During the study period, patients were checked for side effects. In case of severe side effects or the patient's intolerance or disinclination, the patient was excluded from the study. Considering the difference in eating habits of the child and family, the frequency of consumption, the child's inclinations, and combining meals, a diet that consisted of 55% carbohydrates, 30% fat (10% saturated and 20% unsaturated), and 15% protein was indicated with the help of a nutritionist. Regarding the potential effect of physical activity on glucose control, the pediatric endocrinologist recommended moderate physical activity three times a week, for at least half an hour each time for both groups.

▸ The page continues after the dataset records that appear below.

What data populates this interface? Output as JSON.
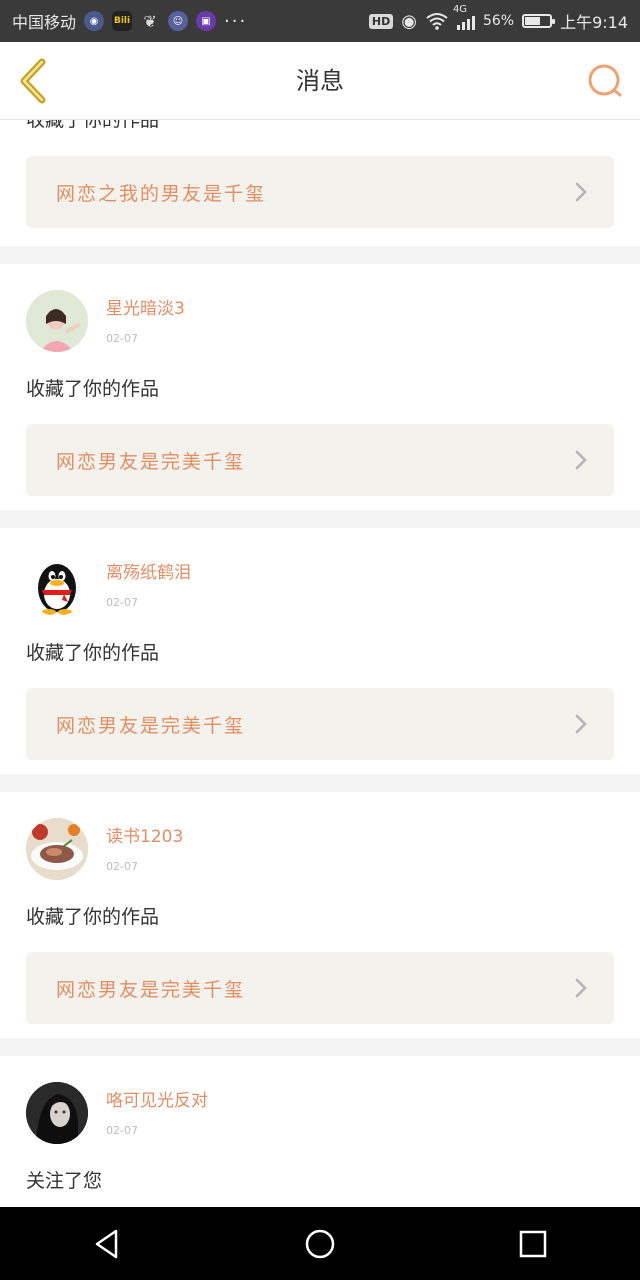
{
  "status_bar": {
    "carrier": "中国移动",
    "network": "4G",
    "battery": "56%",
    "battery_level": 0.56,
    "time": "上午9:14",
    "hd_badge": "HD",
    "more_dots": "···",
    "bili_label": "Bili"
  },
  "header": {
    "title": "消息",
    "back_icon": "chevron-left-icon",
    "search_icon": "search-icon"
  },
  "partial_top": {
    "action": "收藏了你的作品",
    "work_title": "网恋之我的男友是千玺"
  },
  "messages": [
    {
      "username": "星光暗淡3",
      "date": "02-07",
      "action": "收藏了你的作品",
      "work_title": "网恋男友是完美千玺",
      "avatar_icon": "user-photo-avatar"
    },
    {
      "username": "离殇纸鹤泪",
      "date": "02-07",
      "action": "收藏了你的作品",
      "work_title": "网恋男友是完美千玺",
      "avatar_icon": "penguin-avatar"
    },
    {
      "username": "读书1203",
      "date": "02-07",
      "action": "收藏了你的作品",
      "work_title": "网恋男友是完美千玺",
      "avatar_icon": "food-photo-avatar"
    },
    {
      "username": "咯可见光反对",
      "date": "02-07",
      "action": "关注了您",
      "avatar_icon": "portrait-photo-avatar"
    }
  ],
  "colors": {
    "accent": "#e58d62",
    "work_box_bg": "#f3f2ec",
    "back_icon": "#c9a020",
    "search_icon": "#f0a26e"
  },
  "navbar": {
    "back_icon": "triangle-back-icon",
    "home_icon": "circle-home-icon",
    "recents_icon": "square-recents-icon"
  }
}
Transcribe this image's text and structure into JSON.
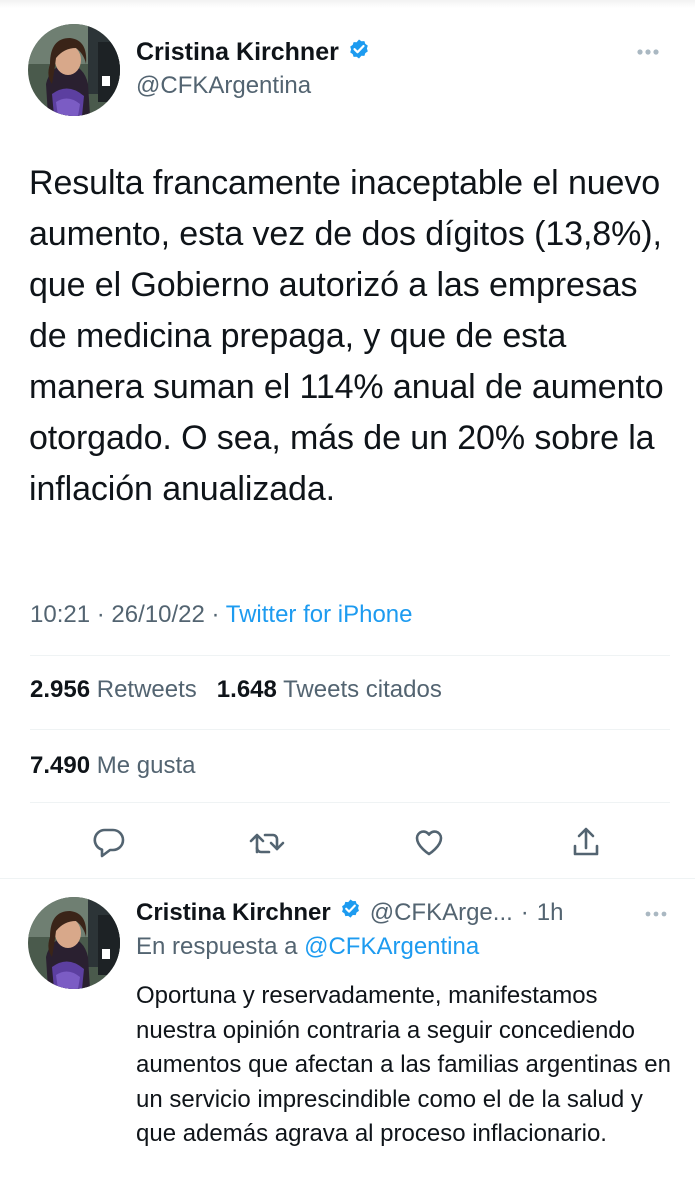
{
  "main_tweet": {
    "author_name": "Cristina Kirchner",
    "handle": "@CFKArgentina",
    "verified_icon": "verified-badge-icon",
    "text": "Resulta francamente inaceptable el nuevo aumento, esta vez de dos dígitos (13,8%), que el Gobierno autorizó a las empresas de medicina prepaga, y que de esta manera suman el 114% anual de aumento otorgado. O sea, más de un 20% sobre la inflación anualizada.",
    "time": "10:21",
    "date": "26/10/22",
    "separator": "·",
    "source": "Twitter for iPhone",
    "retweets_count": "2.956",
    "retweets_label": "Retweets",
    "quotes_count": "1.648",
    "quotes_label": "Tweets citados",
    "likes_count": "7.490",
    "likes_label": "Me gusta"
  },
  "actions": {
    "reply_icon": "reply-icon",
    "retweet_icon": "retweet-icon",
    "like_icon": "like-icon",
    "share_icon": "share-icon"
  },
  "reply_tweet": {
    "author_name": "Cristina Kirchner",
    "handle": "@CFKArge...",
    "separator": "·",
    "time_ago": "1h",
    "in_reply_prefix": "En respuesta a",
    "in_reply_mention": "@CFKArgentina",
    "text": "Oportuna y reservadamente, manifestamos nuestra opinión contraria a seguir concediendo aumentos que afectan a las familias argentinas en un servicio imprescindible como el de la salud y que además agrava al proceso inflacionario."
  },
  "colors": {
    "accent": "#1d9bf0",
    "secondary_text": "#536471",
    "primary_text": "#0f1419",
    "divider": "#eff3f4"
  }
}
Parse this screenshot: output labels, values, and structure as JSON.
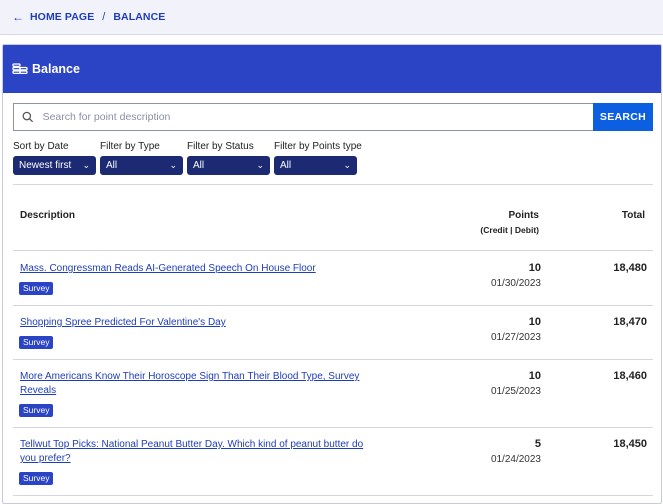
{
  "breadcrumb": {
    "home": "HOME PAGE",
    "separator": "/",
    "current": "BALANCE"
  },
  "card": {
    "title": "Balance",
    "icon": "coins-icon",
    "accent": "#2b44c6"
  },
  "search": {
    "placeholder": "Search for point description",
    "value": "",
    "button": "SEARCH"
  },
  "filters": [
    {
      "label": "Sort by Date",
      "value": "Newest first"
    },
    {
      "label": "Filter by Type",
      "value": "All"
    },
    {
      "label": "Filter by Status",
      "value": "All"
    },
    {
      "label": "Filter by Points type",
      "value": "All"
    }
  ],
  "table": {
    "col_description": "Description",
    "col_points": "Points",
    "col_points_sub": "(Credit | Debit)",
    "col_total": "Total",
    "rows": [
      {
        "description": "Mass. Congressman Reads AI-Generated Speech On House Floor",
        "tag": "Survey",
        "points": "10",
        "date": "01/30/2023",
        "total": "18,480"
      },
      {
        "description": "Shopping Spree Predicted For Valentine's Day",
        "tag": "Survey",
        "points": "10",
        "date": "01/27/2023",
        "total": "18,470"
      },
      {
        "description": "More Americans Know Their Horoscope Sign Than Their Blood Type, Survey Reveals",
        "tag": "Survey",
        "points": "10",
        "date": "01/25/2023",
        "total": "18,460"
      },
      {
        "description": "Tellwut Top Picks: National Peanut Butter Day. Which kind of peanut butter do you prefer?",
        "tag": "Survey",
        "points": "5",
        "date": "01/24/2023",
        "total": "18,450"
      }
    ]
  }
}
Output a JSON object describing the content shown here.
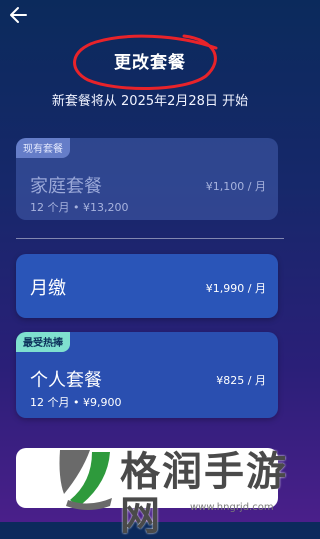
{
  "header": {
    "back_icon": "arrow-left-icon",
    "title": "更改套餐",
    "subtitle": "新套餐将从 2025年2月28日 开始"
  },
  "plans": {
    "current": {
      "badge": "现有套餐",
      "name": "家庭套餐",
      "price": "¥1,100 / 月",
      "meta": "12 个月 • ¥13,200"
    },
    "monthly": {
      "name": "月缴",
      "price": "¥1,990 / 月"
    },
    "personal": {
      "badge": "最受热捧",
      "name": "个人套餐",
      "price": "¥825 / 月",
      "meta": "12 个月 • ¥9,900"
    }
  },
  "watermark": {
    "text": "格润手游网",
    "url": "www.hngrjd.com"
  },
  "colors": {
    "annotation_circle": "#e8232a",
    "hot_badge": "#7fe0cf",
    "card_blue": "#2a55b8"
  }
}
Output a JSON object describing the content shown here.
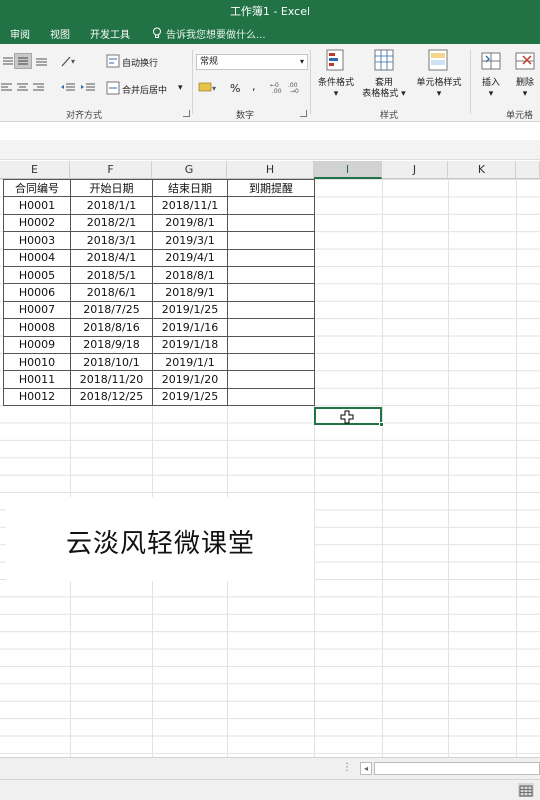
{
  "window": {
    "title": "工作簿1 - Excel"
  },
  "tabs": [
    "审阅",
    "视图",
    "开发工具"
  ],
  "tellme": "告诉我您想要做什么...",
  "ribbon": {
    "wrap_text": "自动换行",
    "merge_center": "合并后居中",
    "align_group": "对齐方式",
    "number_format": "常规",
    "percent": "%",
    "comma": ",",
    "number_group": "数字",
    "conditional_format": "条件格式",
    "table_format_1": "套用",
    "table_format_2": "表格格式",
    "cell_styles": "单元格样式",
    "styles_group": "样式",
    "insert": "插入",
    "delete": "删除",
    "cells_group": "单元格"
  },
  "columns": [
    "E",
    "F",
    "G",
    "H",
    "I",
    "J",
    "K"
  ],
  "selected_column": "I",
  "table": {
    "headers": [
      "合同编号",
      "开始日期",
      "结束日期",
      "到期提醒"
    ],
    "rows": [
      [
        "H0001",
        "2018/1/1",
        "2018/11/1",
        ""
      ],
      [
        "H0002",
        "2018/2/1",
        "2019/8/1",
        ""
      ],
      [
        "H0003",
        "2018/3/1",
        "2019/3/1",
        ""
      ],
      [
        "H0004",
        "2018/4/1",
        "2019/4/1",
        ""
      ],
      [
        "H0005",
        "2018/5/1",
        "2018/8/1",
        ""
      ],
      [
        "H0006",
        "2018/6/1",
        "2018/9/1",
        ""
      ],
      [
        "H0007",
        "2018/7/25",
        "2019/1/25",
        ""
      ],
      [
        "H0008",
        "2018/8/16",
        "2019/1/16",
        ""
      ],
      [
        "H0009",
        "2018/9/18",
        "2019/1/18",
        ""
      ],
      [
        "H0010",
        "2018/10/1",
        "2019/1/1",
        ""
      ],
      [
        "H0011",
        "2018/11/20",
        "2019/1/20",
        ""
      ],
      [
        "H0012",
        "2018/12/25",
        "2019/1/25",
        ""
      ]
    ]
  },
  "overlay_text": "云淡风轻微课堂",
  "scroll_dots": "⋮",
  "icons": {
    "tellme": "lightbulb-icon",
    "cursor": "plus-cursor-icon"
  },
  "colors": {
    "excel_green": "#217346"
  }
}
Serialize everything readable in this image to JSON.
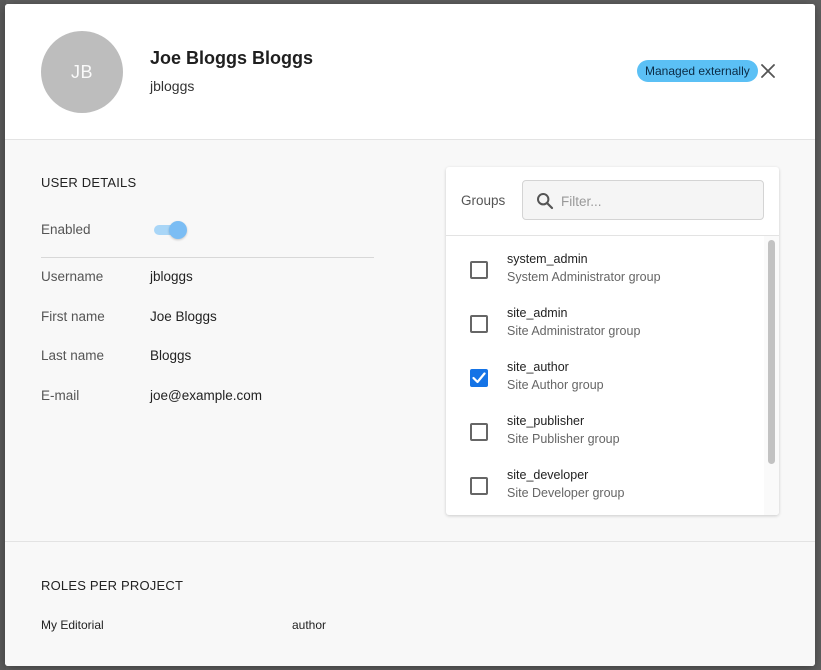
{
  "user": {
    "initials": "JB",
    "full_name": "Joe Bloggs Bloggs",
    "username": "jbloggs",
    "badge": "Managed externally"
  },
  "details": {
    "title": "USER DETAILS",
    "enabled_label": "Enabled",
    "enabled": true,
    "fields": [
      {
        "label": "Username",
        "value": "jbloggs"
      },
      {
        "label": "First name",
        "value": "Joe Bloggs"
      },
      {
        "label": "Last name",
        "value": "Bloggs"
      },
      {
        "label": "E-mail",
        "value": "joe@example.com"
      }
    ]
  },
  "groups": {
    "label": "Groups",
    "filter_placeholder": "Filter...",
    "items": [
      {
        "name": "system_admin",
        "description": "System Administrator group",
        "checked": false
      },
      {
        "name": "site_admin",
        "description": "Site Administrator group",
        "checked": false
      },
      {
        "name": "site_author",
        "description": "Site Author group",
        "checked": true
      },
      {
        "name": "site_publisher",
        "description": "Site Publisher group",
        "checked": false
      },
      {
        "name": "site_developer",
        "description": "Site Developer group",
        "checked": false
      }
    ]
  },
  "roles": {
    "title": "ROLES PER PROJECT",
    "rows": [
      {
        "project": "My Editorial",
        "role": "author"
      }
    ]
  },
  "icons": {
    "close": "close-icon",
    "search": "search-icon",
    "check": "checkmark-icon"
  },
  "colors": {
    "badge_bg": "#5bc0f5",
    "checkbox_checked": "#1473e6",
    "toggle_on": "#7bbdf4"
  }
}
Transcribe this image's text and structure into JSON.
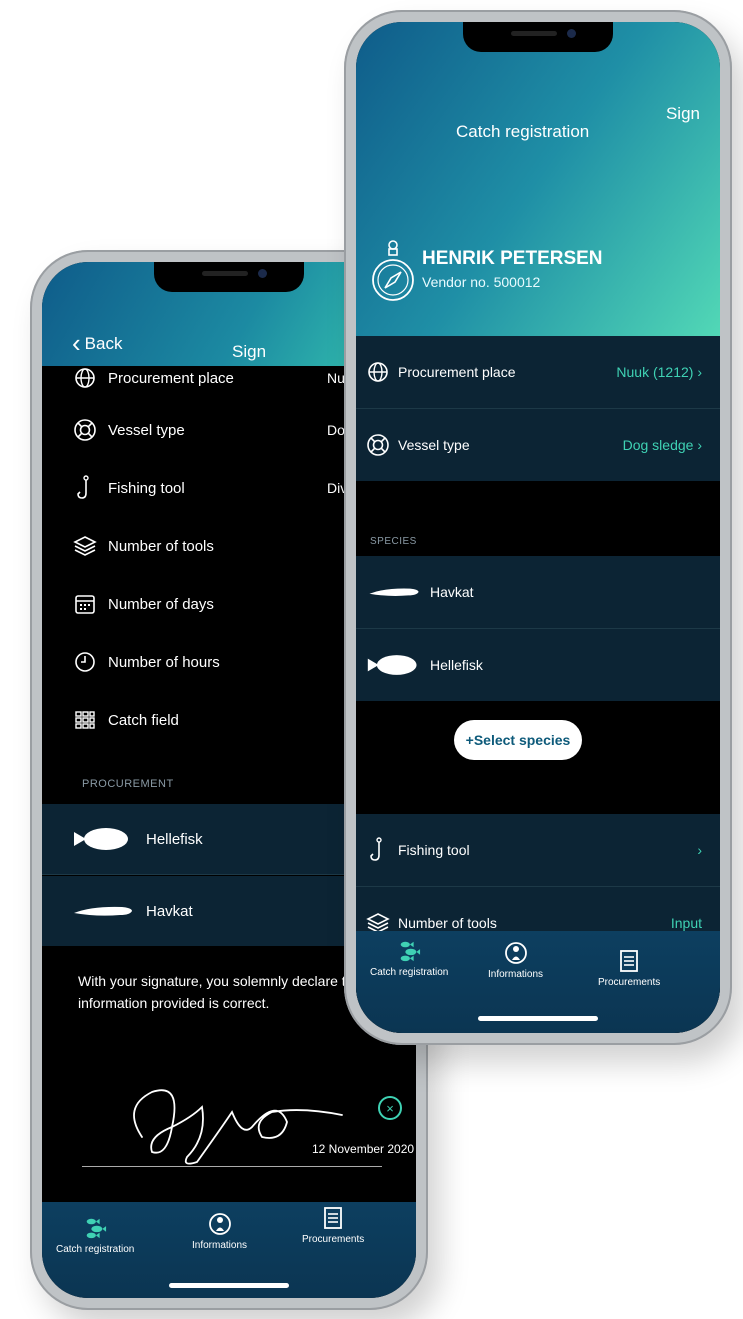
{
  "left_phone": {
    "header": {
      "back_label": "Back",
      "title": "Sign"
    },
    "rows": [
      {
        "label": "Procurement place",
        "value": "Nu",
        "icon": "globe-icon"
      },
      {
        "label": "Vessel type",
        "value": "Do",
        "icon": "lifebuoy-icon"
      },
      {
        "label": "Fishing tool",
        "value": "Divers",
        "icon": "hook-icon"
      },
      {
        "label": "Number of tools",
        "value": "",
        "icon": "layers-icon"
      },
      {
        "label": "Number of days",
        "value": "",
        "icon": "calendar-icon"
      },
      {
        "label": "Number of hours",
        "value": "",
        "icon": "clock-icon"
      },
      {
        "label": "Catch field",
        "value": "",
        "icon": "grid-icon"
      }
    ],
    "procurement_label": "PROCUREMENT",
    "procurement_items": [
      {
        "name": "Hellefisk"
      },
      {
        "name": "Havkat"
      }
    ],
    "declaration": "With your signature, you solemnly declare that information provided is correct.",
    "signature_date": "12 November 2020",
    "tabs": [
      {
        "label": "Catch registration",
        "icon": "fish-icon"
      },
      {
        "label": "Informations",
        "icon": "info-icon"
      },
      {
        "label": "Procurements",
        "icon": "document-icon"
      }
    ]
  },
  "right_phone": {
    "header": {
      "title": "Catch registration",
      "sign_label": "Sign"
    },
    "vendor": {
      "name": "HENRIK PETERSEN",
      "number": "Vendor no. 500012"
    },
    "rows": [
      {
        "label": "Procurement place",
        "value": "Nuuk (1212)",
        "icon": "globe-icon"
      },
      {
        "label": "Vessel type",
        "value": "Dog sledge",
        "icon": "lifebuoy-icon"
      }
    ],
    "species_label": "SPECIES",
    "species": [
      {
        "name": "Havkat"
      },
      {
        "name": "Hellefisk"
      }
    ],
    "select_species_label": "+Select species",
    "rows_bottom": [
      {
        "label": "Fishing tool",
        "value": "",
        "icon": "hook-icon"
      },
      {
        "label": "Number of tools",
        "value": "Input",
        "icon": "layers-icon"
      }
    ],
    "tabs": [
      {
        "label": "Catch registration",
        "icon": "fish-icon"
      },
      {
        "label": "Informations",
        "icon": "info-icon"
      },
      {
        "label": "Procurements",
        "icon": "document-icon"
      }
    ]
  },
  "colors": {
    "accent": "#3fd2b4",
    "header_start": "#0f5c8a",
    "header_end": "#52d8b6",
    "row_bg": "#0c2434",
    "tabbar": "#0d3f60"
  }
}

This study was approved by the Ethics Committee of Guilan University of Medical Sciences (number: IR.GUMS.REC.1401.113 date: 2022-06-01), and the study protocol was registered (IRCT20220516054879N2). A written informed consent letter was obtained from all patients, parents, or guardians in this study.
3.1. Statistical Analysis
Frequency and percentage were used to describe qualitative data and mean and standard deviation were used for quantitative data. For this purpose, the Shapiro-Wilk test was used to check the normality. If the relevant assumptions were established for quantitative variables, independent t-test, paired t-test, and repeated measures tests, and if the assumptions were not established, the Mann-Whitney test, Wilcoxon test, and Friedman test were used. The chi-square or Fisher's exact tests were used to check the qualitative variables. The generalized estimating equations test was used to adjust the effects of confounding variables if the relevant assumptions were established. If the assumptions were not established, suitable transformations were used on the data to normalize or establish homogeneity of variance. The software used was IBM SPSS version 26. The significance level was considered below 0.05.